MorvanZhou / Reinforcement-learning-with-tensorflow

Simple Reinforcement learning tutorials, 莫烦Python 中文AI教学
https://mofanpy.com/tutorials/machine-learning/reinforcement-learning/
MIT License
8.86k stars 5k forks source link

Some questions about PPO #10

Closed 20chase closed 7 years ago

20chase commented 7 years ago

Hello Zhou,

What a nice code. But I have some questions about your PPO part.

  1. Do you test other continue space env like Mujoco? I test the Simple PPO code in Mujoco, which look like the code doesn't work. On the other hand, Pendulum-v0 result is good but not very good, which mean the best 100-episode average reward was below -200.

  2. In Simple PPO code, you use the reward normalize. But I don't understand why the reward normalize can improve the result so much? You know, the reward normalize in the code is characteristic engineering, we had better not do it by ourselves.

I am looking forward your reply. : )

MorvanZhou commented 7 years ago

Hi @20chase ,

1.Do you test other continue space env like Mujoco? I test the Simple PPO code in Mujoco, which look like the code doesn't work. On the other hand, Pendulum-v0 result is good but not very good, which mean the best 100-episode average reward was below -200.

I haven't tried the Mujoco yet, and the simple_PPO code is a single-thread based structure, the data an agent collected is highly correlated, which is not good for training. But the simplePPO is a good example that demonstrates the PPO's structure. A better result could be achieved using multi-agents like A3C (My DPPO adopts this idea).

  1. In Simple PPO code, you use the reward normalize. But I don't understand why the reward normalize can improve the result so much? You know, the reward normalize in the code is characteristic engineering, we had better not do it by ourselves.

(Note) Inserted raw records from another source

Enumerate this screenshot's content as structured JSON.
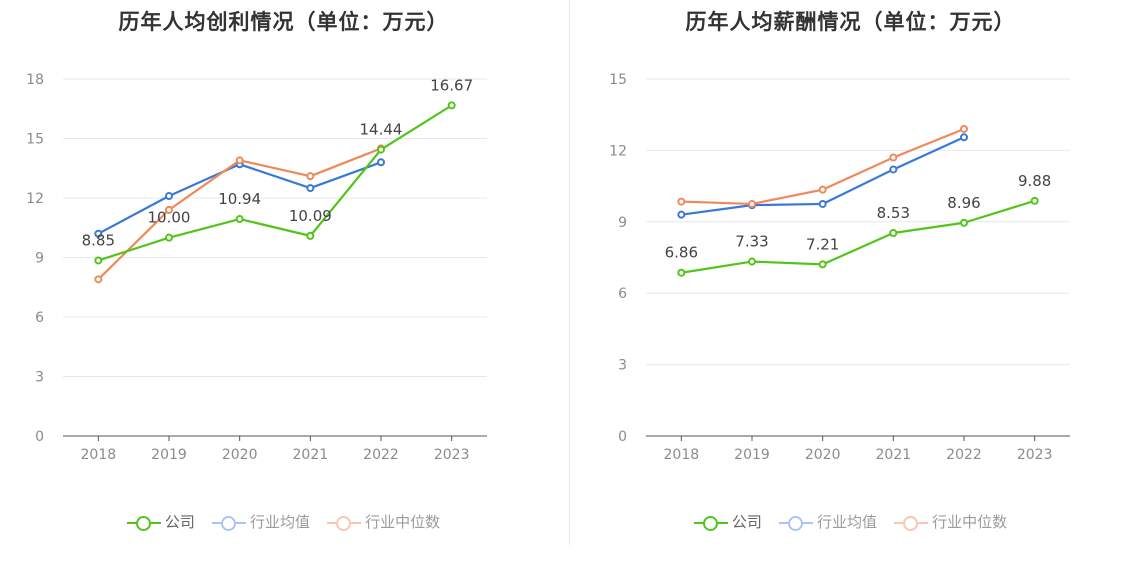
{
  "chart_data": [
    {
      "type": "line",
      "title": "历年人均创利情况（单位：万元）",
      "categories": [
        "2018",
        "2019",
        "2020",
        "2021",
        "2022",
        "2023"
      ],
      "ylim": [
        0,
        18
      ],
      "yticks": [
        "0",
        "3",
        "6",
        "9",
        "12",
        "15",
        "18"
      ],
      "series": [
        {
          "name": "公司",
          "color": "#52c41a",
          "values": [
            8.85,
            10.0,
            10.94,
            10.09,
            14.44,
            16.67
          ],
          "labels": [
            "8.85",
            "10.00",
            "10.94",
            "10.09",
            "14.44",
            "16.67"
          ]
        },
        {
          "name": "行业均值",
          "color": "#3a78d8",
          "values": [
            10.2,
            12.1,
            13.7,
            12.5,
            13.8,
            null
          ]
        },
        {
          "name": "行业中位数",
          "color": "#f0895a",
          "values": [
            7.9,
            11.4,
            13.9,
            13.1,
            14.5,
            null
          ]
        }
      ]
    },
    {
      "type": "line",
      "title": "历年人均薪酬情况（单位：万元）",
      "categories": [
        "2018",
        "2019",
        "2020",
        "2021",
        "2022",
        "2023"
      ],
      "ylim": [
        0,
        15
      ],
      "yticks": [
        "0",
        "3",
        "6",
        "9",
        "12",
        "15"
      ],
      "series": [
        {
          "name": "公司",
          "color": "#52c41a",
          "values": [
            6.86,
            7.33,
            7.21,
            8.53,
            8.96,
            9.88
          ],
          "labels": [
            "6.86",
            "7.33",
            "7.21",
            "8.53",
            "8.96",
            "9.88"
          ]
        },
        {
          "name": "行业均值",
          "color": "#3a78d8",
          "values": [
            9.3,
            9.7,
            9.75,
            11.2,
            12.55,
            null
          ]
        },
        {
          "name": "行业中位数",
          "color": "#f0895a",
          "values": [
            9.85,
            9.75,
            10.35,
            11.7,
            12.9,
            null
          ]
        }
      ]
    }
  ],
  "legend": [
    {
      "label": "公司",
      "color": "#52c41a",
      "faded": false
    },
    {
      "label": "行业均值",
      "color": "#7ea6ef",
      "faded": true
    },
    {
      "label": "行业中位数",
      "color": "#f7a98a",
      "faded": true
    }
  ]
}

The normalization process is mentioned in google's DPPO paper. The reason under the hood should be that they consider a future return and discounted reward (not TD learning). I found in the Pendulum's environment, the reward is always negative. Taking account the discount factor when reward closes to zero (when pendulum achieves the highest point). the future return goes toward zero if it keeps staying at the highest point. While if the highest reward is a positive number, the future return can be accumulated to a larger number (I think the cumulative fact encourages learning).